Summary and Schedule

OpenRefine is a powerful free, open source tool for working with messy data: cleaning it; transforming it from one format into another; and extending it with web services and external data. This lesson was especially developed for researchers in the humanities who want to learn how to improve the quality of their research data. It is designed for participants with no pevious experience.

In scientific research, data is rarely perfect. Information is often collected from many different sources, such as archives, museums, or fieldwork, and combined into a single dataset. This can lead to a variety of problems: names spelled in different ways, missing or inconsistent values, dates in different formats, or duplicate entries. Sometimes data is entered manually, which can introduce typos or errors. Other times, data comes from automated exports or digitization projects, which may not follow a consistent structure. As a result, researchers often face the challenge of working with data that is not ready for analysis.
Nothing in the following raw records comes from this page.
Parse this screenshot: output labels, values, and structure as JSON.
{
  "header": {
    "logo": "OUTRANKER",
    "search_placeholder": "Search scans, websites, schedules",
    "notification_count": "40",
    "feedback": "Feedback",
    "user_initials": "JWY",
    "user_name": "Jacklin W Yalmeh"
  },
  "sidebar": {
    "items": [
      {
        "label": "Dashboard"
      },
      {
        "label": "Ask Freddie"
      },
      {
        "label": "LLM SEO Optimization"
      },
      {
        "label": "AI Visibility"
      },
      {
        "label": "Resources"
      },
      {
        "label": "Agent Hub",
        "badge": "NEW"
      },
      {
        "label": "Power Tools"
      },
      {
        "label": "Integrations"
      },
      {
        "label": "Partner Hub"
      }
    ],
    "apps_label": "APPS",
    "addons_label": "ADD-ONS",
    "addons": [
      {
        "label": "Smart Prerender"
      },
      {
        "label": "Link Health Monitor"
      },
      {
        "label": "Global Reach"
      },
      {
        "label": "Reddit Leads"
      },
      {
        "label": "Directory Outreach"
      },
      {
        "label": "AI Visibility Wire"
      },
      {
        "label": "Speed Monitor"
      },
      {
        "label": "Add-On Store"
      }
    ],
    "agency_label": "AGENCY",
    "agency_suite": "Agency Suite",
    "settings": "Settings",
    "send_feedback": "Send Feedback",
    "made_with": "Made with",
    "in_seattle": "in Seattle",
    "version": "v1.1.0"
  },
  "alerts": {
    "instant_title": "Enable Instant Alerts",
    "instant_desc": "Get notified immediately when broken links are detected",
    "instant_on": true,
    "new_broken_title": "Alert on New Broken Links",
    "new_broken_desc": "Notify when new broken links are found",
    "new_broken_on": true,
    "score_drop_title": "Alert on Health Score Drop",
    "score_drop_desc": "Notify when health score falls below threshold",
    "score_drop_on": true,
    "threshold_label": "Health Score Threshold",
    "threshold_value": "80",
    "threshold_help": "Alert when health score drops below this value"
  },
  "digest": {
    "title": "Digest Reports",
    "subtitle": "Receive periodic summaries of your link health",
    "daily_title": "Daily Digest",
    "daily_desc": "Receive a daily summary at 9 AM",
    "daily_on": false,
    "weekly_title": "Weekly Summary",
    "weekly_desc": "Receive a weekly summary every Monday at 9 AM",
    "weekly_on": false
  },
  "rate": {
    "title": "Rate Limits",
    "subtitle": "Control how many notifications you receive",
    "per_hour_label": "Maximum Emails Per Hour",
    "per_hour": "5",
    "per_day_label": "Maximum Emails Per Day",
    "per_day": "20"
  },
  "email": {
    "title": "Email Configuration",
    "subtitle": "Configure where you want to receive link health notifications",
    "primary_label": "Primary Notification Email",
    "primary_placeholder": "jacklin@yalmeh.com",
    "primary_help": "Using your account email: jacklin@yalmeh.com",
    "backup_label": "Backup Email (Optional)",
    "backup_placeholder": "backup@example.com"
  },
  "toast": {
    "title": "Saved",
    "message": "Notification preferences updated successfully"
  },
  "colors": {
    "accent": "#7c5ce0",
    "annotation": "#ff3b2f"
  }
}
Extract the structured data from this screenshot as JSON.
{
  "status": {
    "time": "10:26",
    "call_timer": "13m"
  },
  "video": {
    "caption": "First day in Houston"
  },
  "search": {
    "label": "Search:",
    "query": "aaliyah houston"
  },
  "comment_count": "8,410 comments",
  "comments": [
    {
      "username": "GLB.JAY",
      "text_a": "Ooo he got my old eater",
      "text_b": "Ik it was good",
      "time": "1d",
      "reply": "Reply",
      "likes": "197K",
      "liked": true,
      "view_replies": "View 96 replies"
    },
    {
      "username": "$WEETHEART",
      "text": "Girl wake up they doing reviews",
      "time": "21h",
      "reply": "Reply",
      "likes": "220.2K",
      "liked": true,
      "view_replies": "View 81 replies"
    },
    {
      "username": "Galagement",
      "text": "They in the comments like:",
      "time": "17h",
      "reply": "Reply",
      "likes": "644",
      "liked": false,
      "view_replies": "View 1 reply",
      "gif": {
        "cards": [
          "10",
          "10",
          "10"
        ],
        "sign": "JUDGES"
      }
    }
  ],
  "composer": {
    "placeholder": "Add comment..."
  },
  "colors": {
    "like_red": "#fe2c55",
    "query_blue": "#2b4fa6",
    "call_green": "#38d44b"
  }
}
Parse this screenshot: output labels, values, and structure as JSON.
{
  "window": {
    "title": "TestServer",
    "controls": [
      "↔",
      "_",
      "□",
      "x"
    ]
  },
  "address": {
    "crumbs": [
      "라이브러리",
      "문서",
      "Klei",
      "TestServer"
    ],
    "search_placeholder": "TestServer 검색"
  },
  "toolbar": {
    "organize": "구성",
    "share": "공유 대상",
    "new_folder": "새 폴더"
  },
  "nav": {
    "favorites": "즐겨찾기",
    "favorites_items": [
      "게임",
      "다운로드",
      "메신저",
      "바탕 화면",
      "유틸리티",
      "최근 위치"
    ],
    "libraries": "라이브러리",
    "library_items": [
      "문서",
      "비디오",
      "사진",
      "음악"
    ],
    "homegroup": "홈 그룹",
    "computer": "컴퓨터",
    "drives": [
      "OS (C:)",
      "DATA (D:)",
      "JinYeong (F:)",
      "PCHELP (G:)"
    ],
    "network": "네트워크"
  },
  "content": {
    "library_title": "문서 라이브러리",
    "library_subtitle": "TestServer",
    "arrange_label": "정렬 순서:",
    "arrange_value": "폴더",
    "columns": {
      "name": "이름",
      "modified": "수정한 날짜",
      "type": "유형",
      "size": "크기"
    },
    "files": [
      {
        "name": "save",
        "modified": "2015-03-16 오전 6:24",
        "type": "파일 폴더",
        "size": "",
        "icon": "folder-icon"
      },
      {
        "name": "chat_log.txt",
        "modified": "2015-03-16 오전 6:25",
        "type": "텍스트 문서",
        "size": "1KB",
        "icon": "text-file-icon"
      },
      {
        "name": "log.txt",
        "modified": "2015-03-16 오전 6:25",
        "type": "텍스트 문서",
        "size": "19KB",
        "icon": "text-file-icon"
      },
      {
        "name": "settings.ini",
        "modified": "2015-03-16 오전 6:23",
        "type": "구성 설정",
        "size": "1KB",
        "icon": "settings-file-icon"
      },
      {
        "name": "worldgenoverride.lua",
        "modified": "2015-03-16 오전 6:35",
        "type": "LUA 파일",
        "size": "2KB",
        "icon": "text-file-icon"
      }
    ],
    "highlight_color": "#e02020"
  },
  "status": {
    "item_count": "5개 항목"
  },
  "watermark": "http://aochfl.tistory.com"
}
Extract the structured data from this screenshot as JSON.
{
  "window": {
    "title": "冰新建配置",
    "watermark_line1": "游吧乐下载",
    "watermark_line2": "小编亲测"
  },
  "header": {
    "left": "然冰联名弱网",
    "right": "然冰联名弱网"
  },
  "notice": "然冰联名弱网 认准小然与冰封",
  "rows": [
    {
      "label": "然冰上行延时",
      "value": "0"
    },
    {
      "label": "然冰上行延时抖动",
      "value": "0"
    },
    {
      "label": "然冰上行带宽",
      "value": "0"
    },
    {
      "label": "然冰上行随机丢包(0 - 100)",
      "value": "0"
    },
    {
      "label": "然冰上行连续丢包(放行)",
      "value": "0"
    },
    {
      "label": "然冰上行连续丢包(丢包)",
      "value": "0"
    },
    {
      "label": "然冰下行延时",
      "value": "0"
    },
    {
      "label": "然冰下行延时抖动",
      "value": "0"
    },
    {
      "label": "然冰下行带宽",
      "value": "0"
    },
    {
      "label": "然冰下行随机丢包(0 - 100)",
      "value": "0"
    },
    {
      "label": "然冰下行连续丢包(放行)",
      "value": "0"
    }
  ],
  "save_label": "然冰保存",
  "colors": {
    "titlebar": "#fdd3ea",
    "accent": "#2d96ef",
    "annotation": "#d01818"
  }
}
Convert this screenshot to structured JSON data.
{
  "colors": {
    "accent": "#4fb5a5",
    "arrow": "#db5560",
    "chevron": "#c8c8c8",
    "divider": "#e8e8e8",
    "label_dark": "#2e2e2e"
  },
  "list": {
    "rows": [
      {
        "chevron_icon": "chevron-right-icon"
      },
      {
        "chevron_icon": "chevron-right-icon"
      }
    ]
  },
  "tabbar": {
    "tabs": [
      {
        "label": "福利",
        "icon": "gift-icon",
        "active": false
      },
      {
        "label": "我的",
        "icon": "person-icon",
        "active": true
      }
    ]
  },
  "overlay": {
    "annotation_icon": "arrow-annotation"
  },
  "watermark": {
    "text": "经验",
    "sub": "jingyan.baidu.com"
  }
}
Before you can draw meaningful conclusions from your data, it is essential to clean and organize it. This process helps ensure that your analysis is accurate and reliable. OpenRefine is designed to make this step easier, even for those with no technical background. With OpenRefine, you can quickly identify and fix errors, standardize formats, and prepare your data for further research.

This lesson was especially developed for researchers in the humanities who want to learn how to improve the quality of their research data. It is designed for participants with no previous experience.

Learning objectives

By the end of this lesson, you will be able to:

start a new OpenRefine project and import data
work with a subset of your data with the help of facets and filters
correct errors and reduce variations in your data through facets and clustering
transform your data for future analysis
use undo and redo actions of your cleaning steps
enrich your data with the help of reconciliation service
save and export cleaned data as well as data cleaning steps

Setup Instructions

Download files required for the lesson

00h 00m

1. Introduction to OpenRefine

What is OpenRefine and how can it help with messy data?
What kinds of tasks and analyses can you perform with OpenRefine?

00h 00m

2. Importing Data and Getting to Know the OpenRefine User Interface

How do I start a new project in OpenRefine?
How do I import a CSV file?
What options and settings are available during import?

00h 00m

3. Exploring Data

What options does OpenRefine offer for data exploration?
What is a facet and how does it help me explore data?
How do facets differ from filters?

00h 00m

4. Custom Facets and GREL

When do we need a custom facet instead of a built-in one?
How can GREL help us filter or transform data more flexibly?

00h 00m

5. Transforming Data

How can we clean and standardize the ArtistBio values in OpenRefine?
What is the difference between finding issues (facets) and fixing them (transformations & clustering)?

00h 00m

6. Reconciling Data with External Data Sources

What does it mean to reconcile data?
Why is reconciliation useful in humanities research?
How can we use OpenRefine to enrich our dataset with identifiers and structured information?

00h 35m

7. Undo, Redo, and Exporting Workflows

How can we go back to an earlier step if we realize we made a mistake?
How can we save our cleaning process to repeat it later or share it with colleagues?

00h 35m

8. Resources for Future Self-study

TODO

00h 35m

Finish

The actual schedule may vary slightly depending on the topics and exercises chosen by the instructor.

Getting started

To follow this lesson, you must have OpenRefine installed on your computer and download a data file.

Prerequisite

Dataset

The dataset used in this lesson is a subset of the Museum of Modern Art Collection dataset. It has been reduced in the number of columns and intentionally ‘messed up’ a little bit.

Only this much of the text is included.